2016 erschoss Valérie Bacot ihren Mann und Täter, der sie jahrelang misshandelt, vergewaltigt und prostituiert hat. Zuvor war Daniel Polette ihr Stiefvater und vergewaltigte sie bereits als Kind. Nun muss sie für die Tötung zwar nicht in Haft – ein Freispruch ist das Urteil jedoch nicht. – Ein Kommentar von Michelle Mirabal.
Valérie wurde seit jungen Jahren einer nicht enden wollenden Serie an Gewalt ausgesetzt, erst von ihrer Mutter und dann von ihrem Mann. Dieser Gewalt setzte sie 2016 ein Ende und wurde dafür – nach einem Jahr in Untersuchungshaft – vor Gericht gezerrt.
Das Urteil, das nun gefällt wurde, lautet: vier Jahre Haft, davon drei auf Bewährung.
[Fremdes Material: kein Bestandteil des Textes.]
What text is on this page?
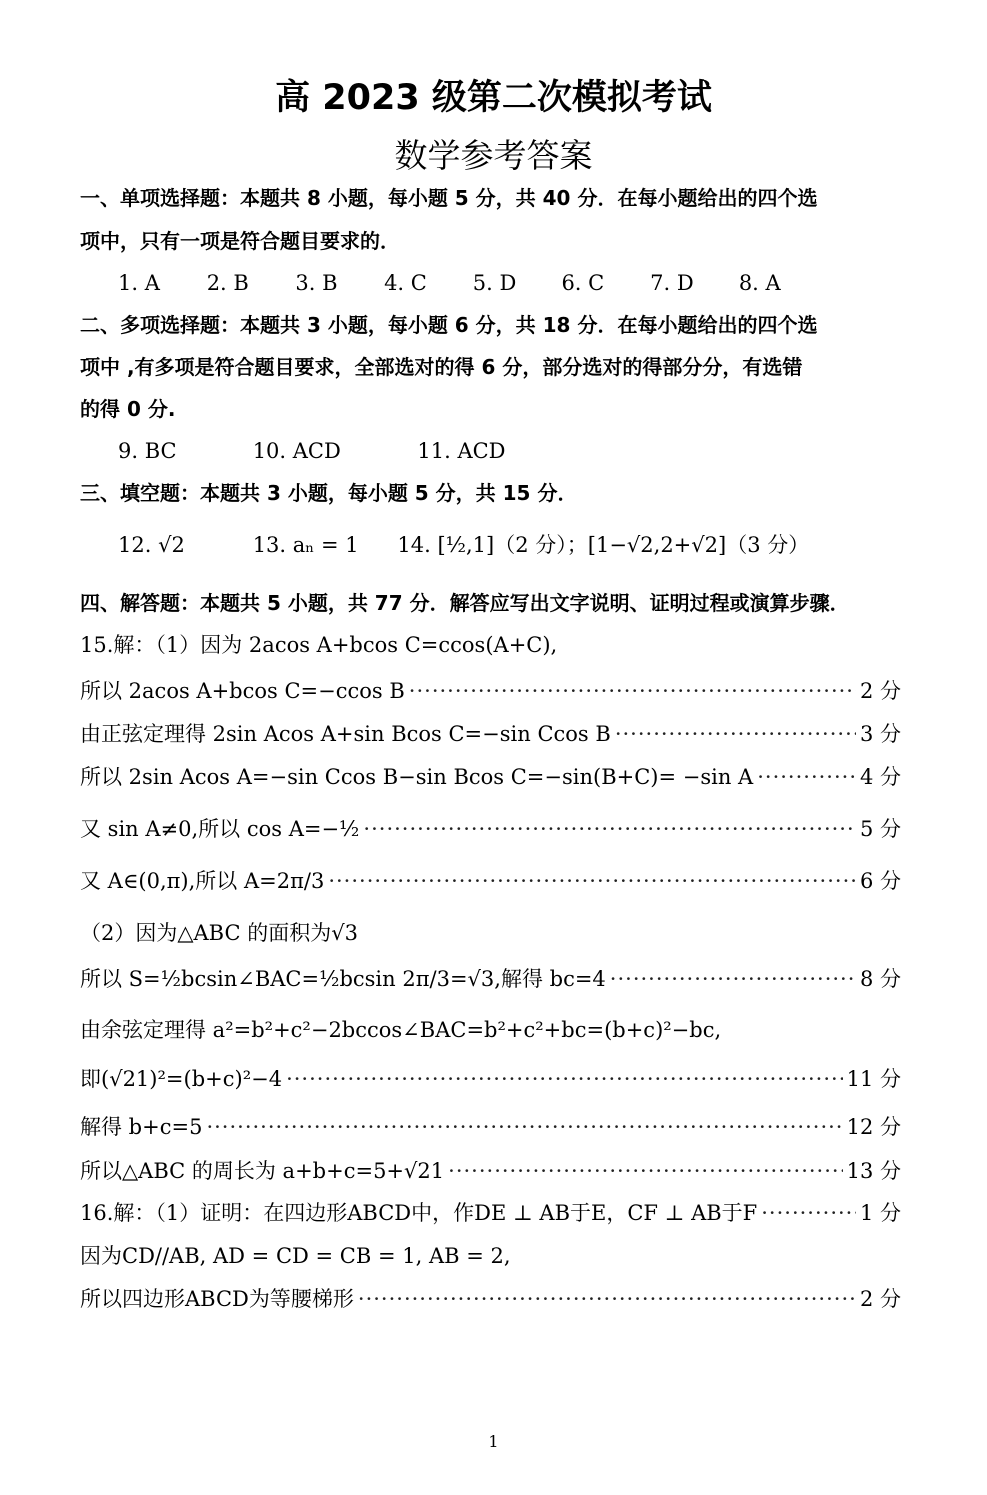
高 2023 级第二次模拟考试
数学参考答案
一、单项选择题：本题共 8 小题，每小题 5 分，共 40 分．在每小题给出的四个选
项中，只有一项是符合题目要求的．
1. A 2. B 3. B 4. C 5. D 6. C 7. D 8. A
二、多项选择题：本题共 3 小题，每小题 6 分，共 18 分．在每小题给出的四个选
项中 ,有多项是符合题目要求，全部选对的得 6 分，部分选对的得部分分，有选错
的得 0 分.
9. BC	10. ACD	11. ACD
三、填空题：本题共 3 小题，每小题 5 分，共 15 分．
12. √2	13. aₙ = 1 14. [½,1]（2 分）；[1−√2,2+√2]（3 分）
四、解答题：本题共 5 小题，共 77 分．解答应写出文字说明、证明过程或演算步骤．
15.解：（1）因为 2acos A+bcos C=ccos(A+C),
所以 2acos A+bcos C=−ccos B ·····	2 分
由正弦定理得 2sin Acos A+sin Bcos C=−sin Ccos B ·····	3 分
所以 2sin Acos A=−sin Ccos B−sin Bcos C=−sin(B+C)= −sin A ·····	4 分
又 sin A≠0,所以 cos A=−½ ·····	5 分
又 A∈(0,π),所以 A=2π/3 ·····	6 分
（2）因为△ABC 的面积为√3
所以 S=½bcsin∠BAC=½bcsin 2π/3=√3,解得 bc=4 ·····	8 分
由余弦定理得 a²=b²+c²−2bccos∠BAC=b²+c²+bc=(b+c)²−bc,
即(√21)²=(b+c)²−4 ·····	11 分
解得 b+c=5 ·····	12 分
所以△ABC 的周长为 a+b+c=5+√21 ·····	13 分
16.解：（1）证明：在四边形ABCD中，作DE ⊥ AB于E，CF ⊥ AB于F ·····	1 分
因为CD//AB, AD = CD = CB = 1, AB = 2,
所以四边形ABCD为等腰梯形 ·····	2 分
1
Ein Jahr Untersuchungshaft rechnet das Gericht ihr an.
Keine Notwehr, kein Freispruch
Sie muss zwar nun nicht ins Gefängnis, ein Freispruch ist das dennoch nicht. Für die französische Justiz scheint sie weiterhin schuldig zu sein, obwohl klar ist, das sie aus Notwehr handelte.
Valéries Verteidigerin kommentierte: „Wie kann die Gesellschaft Wiedergutmachung von Valérie Bacot verlangen, wenn sie selbst dabei versagt hat, sie zu schützen?“. Den Worten der Verteidigerin kann ich hier ganz klar zustimmen: Der Mord war für Bacot der einzige Ausweg aus 14 Jahren Zwangsehe.
Man möge hier auch noch bedenken, dass der Täter, Daniele Polette, in den 90er Jahren bereits schon einmal wegen Missbrauchs an ihr verurteilt wurde. Bereits nach einem Jahr kam er jedoch wieder frei und machte genau dort weiter, wo er aufgehört hatte. Der Staat wusste also, was dort im Hause vor sich ging, dennoch gewährte er Polette nach nur einem Jahr Haft die Freiheit. Die Justiz ahndet also den Missbrauch an Frauen nicht annähernd so hoch wie Taten von Frauen, die aus Notwehr einen Täter erschießen und sich gegen die alltägliche Gewalt wehren.
Ähnliche Fälle in Deutschland
In Deutschland gab es vor einigen Monaten einen ähnlichen Fall, der allerdings mit einer Abschiebung endete.
Afitap Demir wurde abgeschoben, weil sie sich gegen die jahrelange Gewalt ihres Ex-Mannes wehrte. Zuvor war sie bereits zweimal in Haft, weil sie ihr Leben und das ihrer Kinder schützen wollte. In der Türkei, wohin Demir abgeschoben wurde, ist es für kurdische Frauen nicht sicher. Das zeigt, dass der Staat Abschiebungen quasi als erweiterte Strafe nutzt.
Gewalt gegen Frauen hört also vor der Justiz nicht auf, sondern wird dort weitergeführt und ausgeweitet – und das nicht nur in anderen Ländern, sondern auch genau hier, in Deutschland.